HIPPIE DAYS 1966 — 1968

3 juillet 1966. Fraîchement débarqué de sa banlieue parisienne, le jeune Alain Dister s’installe sur un trottoir new-yorkais à l’angle de la 5ème avenue et de la 42ème rue, pour tenter de négocier quelques dessins. Dans sa sacoche un boîtier Canon FP et trois objectifs. Les débuts sont rudes. Garnis miteux, amours éphémères. Mais le petit Frenchie n’a que 24 ans, l’époque permet encore de subsister dans les marges et le vrai voyage ne tarde pas à commencer. Un trip à la Kerouac: route 66 dans un cabriolet Pontiac rouge écarlate à livrer West Coast. Le trajet sera sans retour, d’une certaine manière. One way. Dès l’arrivée à Los Angeles l’apprenti photographe décroche des rendez-vous incroyables avec des stars elles aussi débutantes: les Beach Boys, Sonny and Cher, Frank Zappa…Waooooh! La Californie vient d’entrer en effervescence. L’épicentre du phénomène se situe au nord dans la vieille Frisco, au carrefour précis des rues Haight et Ashbury, qui voient converger des flux de plus en plus nourris et bigarrés de teenagers en rupture, de draft dodgers (déserteurs de la conscription pour le Vietnam), de vrais ou faux poètes beat : colliers de fleurs, pieds nus, effluves de marijuana. On vit au ras du sol, assis sur l’herbe dans le Golden Gate Park ou dans l’une des communautés qui bourgeonnent sur les collines, dans des crash pads en planches repeintes de couleurs vives. L’année suivante le “Mouvement” est à son sommet: Summer of Love. Un âge d’or de la musique, qui entretisse ses ragas avec les riffs puissants des géniales guitares d’Hendrix, de Clapton, de Jerry Garcia…Tout se partage, les nourritures, les corps, les petites pilules magiques, et quelques germes adventices… qu’on va soigner à la Free Clinic.

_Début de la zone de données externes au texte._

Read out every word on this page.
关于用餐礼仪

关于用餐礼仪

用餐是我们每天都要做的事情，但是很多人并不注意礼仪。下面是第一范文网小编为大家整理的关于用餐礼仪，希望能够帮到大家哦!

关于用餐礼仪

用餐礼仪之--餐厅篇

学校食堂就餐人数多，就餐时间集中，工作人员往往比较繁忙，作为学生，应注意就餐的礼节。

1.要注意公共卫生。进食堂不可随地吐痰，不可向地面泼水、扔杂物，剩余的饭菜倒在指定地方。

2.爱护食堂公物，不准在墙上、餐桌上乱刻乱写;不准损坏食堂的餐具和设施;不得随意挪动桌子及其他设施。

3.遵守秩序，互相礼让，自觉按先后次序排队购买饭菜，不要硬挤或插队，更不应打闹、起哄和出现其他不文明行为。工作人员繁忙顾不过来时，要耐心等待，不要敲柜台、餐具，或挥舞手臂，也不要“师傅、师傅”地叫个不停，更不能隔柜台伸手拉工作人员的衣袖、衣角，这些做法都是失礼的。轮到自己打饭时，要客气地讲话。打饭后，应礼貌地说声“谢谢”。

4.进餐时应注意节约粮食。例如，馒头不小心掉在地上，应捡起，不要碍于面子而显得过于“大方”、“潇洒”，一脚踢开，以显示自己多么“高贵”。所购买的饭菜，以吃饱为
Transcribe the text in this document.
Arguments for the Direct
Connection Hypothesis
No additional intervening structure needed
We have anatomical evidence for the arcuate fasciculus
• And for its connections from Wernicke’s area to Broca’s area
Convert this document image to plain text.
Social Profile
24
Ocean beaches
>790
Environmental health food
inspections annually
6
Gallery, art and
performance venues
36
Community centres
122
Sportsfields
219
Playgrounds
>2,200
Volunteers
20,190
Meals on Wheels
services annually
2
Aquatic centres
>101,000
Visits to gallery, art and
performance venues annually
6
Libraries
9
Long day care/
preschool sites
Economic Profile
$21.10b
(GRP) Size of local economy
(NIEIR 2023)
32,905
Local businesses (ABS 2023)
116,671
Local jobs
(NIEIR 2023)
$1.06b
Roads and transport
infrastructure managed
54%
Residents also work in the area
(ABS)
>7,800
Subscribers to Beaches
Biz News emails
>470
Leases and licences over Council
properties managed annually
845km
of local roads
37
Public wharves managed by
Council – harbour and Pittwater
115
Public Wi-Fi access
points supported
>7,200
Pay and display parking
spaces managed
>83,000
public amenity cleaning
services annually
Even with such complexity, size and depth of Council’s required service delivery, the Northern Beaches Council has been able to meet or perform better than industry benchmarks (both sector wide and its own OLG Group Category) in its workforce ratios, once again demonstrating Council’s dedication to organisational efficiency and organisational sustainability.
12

Alain Dister vit goulûment ce moment précieux, dont il pressent qu’il est éphémère. Simultanément inside et outside, il déclenche ou…oublie de déclencher, soit parce qu’il est trop perché, soit parce qu’il est trop pauvre et que la pellicule manque. Il note, il croque, dans de petits carnets de toile cirée cousus. Il collecte des souvenirs, flyers de concerts, adresses griffonnées, feuilles de route, portraits fugitifs. Avec une immense tendresse, et toujours la distance critique, “documentaire”. Il repart, revient, pendant trois années, son éternelle sacoche sur l’épaule, arpentant le triangle d’or Paris-New York-San Francisco.

De ce voyage fondateur, qui va faire de lui une icône de la rock critic naissante (même en France où la culture académique la boude…), il gardera de solides amitiés, retrouvant par exemple à Rome un Frank Zappa désormais consacré. Le regard en éveil sur les émergences. Attentif à ne pas céder à la nostalgie. Travaillant le graphisme du noir et blanc, la matière, la couleur, le cadre. Toujours à distance, toujours libre, toujours fraternel. Sans réel plan de carrière. Au fil de la route, l’œil grand ouvert.

Marie Hélène Fraïssé, journaliste, écrivain, productrice radio.
Présidente de l’Association dédiée à l’œuvre d’Alain Dister, dont elle fut la compagne pendant vingt ans.